Dans leur publication, les chercheurs indiquent qu'ils sont partis d'une peptide antimicrobienne traditionnelle, dite clavanin-A, déjà connue pour son action contre certaines souches bactériennes. Ils ont décidé de la modifier génétiquement en lui ajoutant 5 amino-acides la rendant plus agressive. Ils ont découvert par des essais sur la souris que cette nouvelle peptide, qu'ils ont nommé clavanin-MO, pouvait détruire des souches de E. coli et de S. aureus antibiotico-résistantes à la plupart des antibiotiques actuels.
Ils ont découvert également que la clavanin-MO pouvait supprimer des réactions inflammatoires aux infections, causant un « sepsis » ou infection générale souvent mortelle. Elle peut aussi détruire des bio-films formés de bactéries antibiotiquement résistantes se formant sur des instruments ou surfaces notamment en milieu hospitalier. Les chercheurs s'efforcent dorénavant d'améliorer, toujours par ingénierie génétique, ses capacités antibiotiques.
On peut retenir de ces deux séries de découverte, d'une part le rôle d'un « hasard guidé » dans la recherche de solutions, et d'autre part l'importance, en croissance rapide, de l'ingénierie génétique.
Références
1) Ilot PKS
http://www.inserm.fr/actualites/rubriques/actualites-recherche/e.-coli-contre-s.-aureus-une-activite-antibiotique-inattendue
2) An Anti-Infective Synthetic Peptide with Dual Antimicrobial and Immunomodulatory Activities.” Scientific Reports 6 (November 2, 2016) : 35465. (open access)

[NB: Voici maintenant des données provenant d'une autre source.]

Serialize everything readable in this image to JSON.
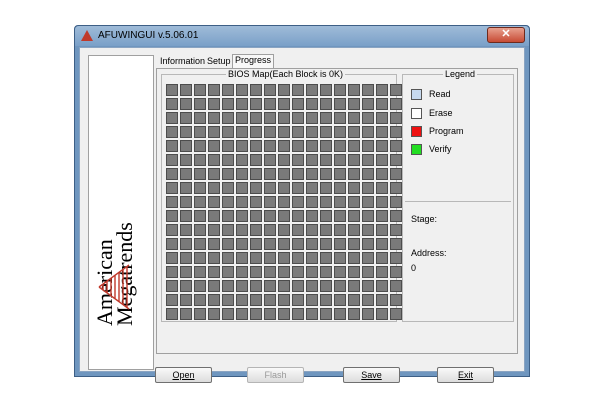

https://dspace.mit.edu/handle/1721.1/105167
Abstract
An anti-infective synthetic peptide with dual antimicrobial and immunomodulatory activities
Antibiotic-resistant infections are predicted to kill 10 million people per year by 2050, costing the global economy $100 trillion. Therefore, there is an urgent need to develop alternative technologies. We have engineered a synthetic peptide called clavanin-MO, derived from a marine tunicate antimicrobial peptide, which exhibits potent antimicrobial and immunomodulatory properties both in vitro and in vivo. The peptide effectively killed a panel of representative bacterial strains, including multidrug-resistant hospital isolates. Antimicrobial activity of the peptide was demonstrated in animal models, reducing bacterial counts by six orders of magnitude, and contributing to infection clearance. In addition, clavanin-MO was capable of modulating innate immunity by stimulating leukocyte recruitment to the site of infection, and production of immune mediators GM-CSF, IFN- ? and MCP-1, while suppressing an excessive and potentially harmful inflammatory response by increasing synthesis of anti-inflammatory cytokines such as IL-10 and repressing the levels of pro-inflammatory cytokines IL-12 and TNF-a. Finally, treatment with the peptide protected mice against otherwise lethal infections caused by both Gram-negative and -positive drug-resistant strains. The peptide presented here directly kills bacteria and further helps resolve infections through its immune modulatory properties. Peptide anti-infective therapeutics with combined antimicrobial and immunomodulatory properties represent a new approach to treat antibiotic-resistant infections.